И только минут двадцать спустя до меня доходит, что Се — это не фамилия. Это первый слог имени — Се Рё Га. Здесь, сейчас, недалеко от меня, в корейской тюрьме сидит какой-то русский студент Серёга и горестно размышляет, что сидеть ему ещё не пересидеть. И если один Серёга угодил в тюрьму, то почему туда же не может угодить другой? Тьфу-тьфу, надо поскорее постучать по дереву. Кельт я или не кельт? Ничего деревянного поблизости не нахожу, поэтому незаметно стучу себя по голове. Не дай Гуань Инь, тебе Юркин угодить в местную каталажку. Нам таких приключениев почему-то вот совсем не хочется.

* * *

ЮнМи и ДжуВон сидят за столиком на верхнем этаже отеля "Mercure Ambassador". Сегодня ночью у них в программе модный бар "Rooftop Kloud". За большим панорамным окном вечерний Сеул.

Рядом за декоративной перегородкой шумят и веселятся остальные приглашённые, в основном ЧжуВонова родня. Уединившуюся парочку никто не беспокоит, мажор постарался, всех предупредил. Болтают ни о чём и сразу обо всём. ЮнМи рассказывает про китайский тур "Короны", про то, как группа чуть не заблудилась в Пекинском аэропорту Шоуду, как они потеряли Борам в Чунцинском зоопарке, потому что та засмотрелась на семейство панд и отстала от остальных, что стало поводом для бесконечных подколок и нового прозвища Боранда, придуманного той же ДжиХён. Повеселил ДжуВона и рассказ о том, как ХёМин объелась уткой по-пекински и чуть не сорвала выступление…
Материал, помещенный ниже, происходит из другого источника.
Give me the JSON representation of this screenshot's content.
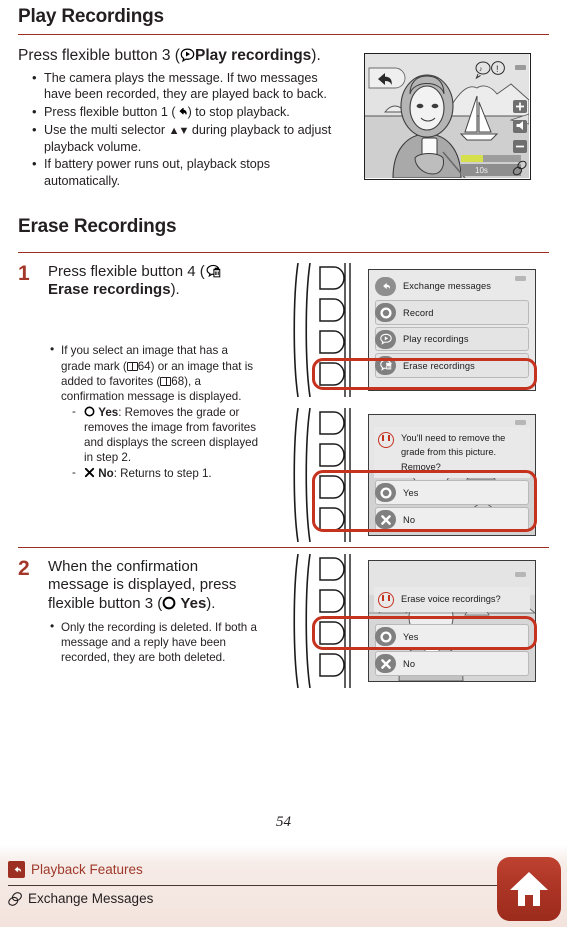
{
  "page": {
    "number": "54"
  },
  "section1": {
    "title": "Play Recordings",
    "lead_prefix": "Press flexible button 3 (",
    "lead_icon": "play-bubble-icon",
    "lead_bold": "Play recordings",
    "lead_suffix": ").",
    "bullets": [
      "The camera plays the message. If two messages have been recorded, they are played back to back.",
      "Press flexible button 1 (↩) to stop playback.",
      "Use the multi selector ▲▼ during playback to adjust playback volume.",
      "If battery power runs out, playback stops automatically."
    ],
    "bullet2_prefix": "Press flexible button 1 (",
    "bullet2_suffix": ") to stop playback.",
    "bullet3_prefix": "Use the multi selector ",
    "bullet3_arrows": "▲▼",
    "bullet3_suffix": " during playback to adjust playback volume.",
    "illustration": {
      "name": "playback-screen",
      "icons": [
        "mute-bubble-icon",
        "info-bubble-icon",
        "battery-icon",
        "back-arrow-icon",
        "zoom-in-icon",
        "speaker-icon",
        "zoom-out-icon",
        "link-icon"
      ],
      "counter": "10s"
    }
  },
  "section2": {
    "title": "Erase Recordings",
    "steps": [
      {
        "num": "1",
        "head_prefix": "Press flexible button 4 (",
        "head_icon": "erase-recordings-icon",
        "head_bold": "Erase recordings",
        "head_suffix": ").",
        "bullets": [
          {
            "text_parts": [
              "If you select an image that has a grade mark (",
              "64",
              ") or an image that is added to favorites (",
              "68",
              "), a confirmation message is displayed."
            ],
            "ref1": "64",
            "ref2": "68",
            "sub": [
              {
                "icon": "circle-icon",
                "label": "Yes",
                "text": ": Removes the grade or removes the image from favorites and displays the screen displayed in step 2."
              },
              {
                "icon": "cross-icon",
                "label": "No",
                "text": ": Returns to step 1."
              }
            ]
          }
        ],
        "figure": {
          "name": "menu-screen",
          "menu_items": [
            {
              "icon": "back-arrow-icon",
              "label": "Exchange messages",
              "highlighted": false
            },
            {
              "icon": "record-icon",
              "label": "Record",
              "highlighted": false
            },
            {
              "icon": "play-bubble-icon",
              "label": "Play recordings",
              "highlighted": false
            },
            {
              "icon": "erase-recordings-icon",
              "label": "Erase recordings",
              "highlighted": true
            }
          ]
        },
        "figure2": {
          "name": "remove-grade-confirm-screen",
          "message": "You'll need to remove the grade from this picture. Remove?",
          "options": [
            {
              "icon": "circle-icon",
              "label": "Yes"
            },
            {
              "icon": "cross-icon",
              "label": "No"
            }
          ]
        }
      },
      {
        "num": "2",
        "head_prefix": "When the confirmation message is displayed, press flexible button 3 (",
        "head_icon": "circle-icon",
        "head_bold": "Yes",
        "head_suffix": ").",
        "bullets": [
          "Only the recording is deleted. If both a message and a reply have been recorded, they are both deleted."
        ],
        "figure": {
          "name": "erase-voice-confirm-screen",
          "message": "Erase voice recordings?",
          "options": [
            {
              "icon": "circle-icon",
              "label": "Yes"
            },
            {
              "icon": "cross-icon",
              "label": "No"
            }
          ]
        }
      }
    ]
  },
  "footer": {
    "breadcrumb_back_icon": "back-arrow-icon",
    "breadcrumb_parent": "Playback Features",
    "breadcrumb_child_icon": "exchange-messages-icon",
    "breadcrumb_child": "Exchange Messages",
    "home_icon": "home-icon"
  },
  "colors": {
    "accent_rule": "#9c2f22",
    "step_number": "#a3382a",
    "highlight_box": "#c5331f",
    "home_button": "#ad3526"
  }
}
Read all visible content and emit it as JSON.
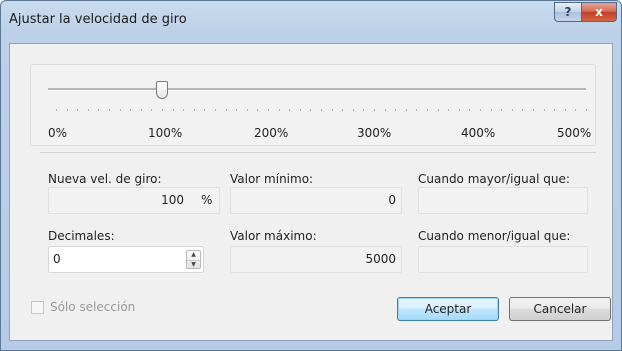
{
  "window": {
    "title": "Ajustar la velocidad de giro",
    "help_label": "?",
    "close_label": "x"
  },
  "slider": {
    "value_percent": 100,
    "min_percent": 0,
    "max_percent": 500,
    "tick_labels": [
      "0%",
      "100%",
      "200%",
      "300%",
      "400%",
      "500%"
    ]
  },
  "fields": {
    "new_speed": {
      "label": "Nueva vel. de giro:",
      "value": "100",
      "unit": "%"
    },
    "min_value": {
      "label": "Valor mínimo:",
      "value": "0"
    },
    "when_greater": {
      "label": "Cuando mayor/igual que:",
      "value": ""
    },
    "decimals": {
      "label": "Decimales:",
      "value": "0",
      "spin_up": "▲",
      "spin_down": "▼"
    },
    "max_value": {
      "label": "Valor máximo:",
      "value": "5000"
    },
    "when_less": {
      "label": "Cuando menor/igual que:",
      "value": ""
    }
  },
  "selection_only": {
    "label": "Sólo selección",
    "checked": false
  },
  "buttons": {
    "ok": "Aceptar",
    "cancel": "Cancelar"
  },
  "colors": {
    "title_bar": "#bcd1e8",
    "close_button": "#c2412a",
    "default_button_border": "#3c7fb1"
  }
}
— А знаешь, меня ведь там замуж звал один китайский чеболь, — призналась ЮнМи. — Очень-очень богатый. Такой самый миллиардерский миллиардер. И не старый ещё. Всего чуть за сорок.

— И что? — поднимает брови ДжуВон. — Надеюсь, ты согласилась?

ЮнМи показывает ему язык:

— Не дождёшься. Я такие важные решения без мамы принимать не могу.

— Я его знаю? Как его зовут?

— Сюнь Хуэй его зовут. Он когда себя назвал, я так хохотала, чуть не померла там прямо на приёме.

— И что тебя так рассмешило?

— Ну-у-у… — хихикает ЮнМи. — Если бы ты знал русский, ты бы тоже засмеялся. В общем, очень похоже на неприличное выражение. Так неудобно было ему потом отказывать.

— Ну так согласилась бы.

— Ты что?! — возмущается ЮнМи. — Никогда, ты слышишь, никогда моим мужем не будет человек с таким именем!.. К тому же, у него миллиардов маловато, каких-то жалких одиннадцать. Он даже не в первой тридцатке богатейших китайцев. Не-не, не мой тип.

Оба заливаются весёлым смехом, привлекая внимание некоторых ревниво поглядывающих в их сторону персон.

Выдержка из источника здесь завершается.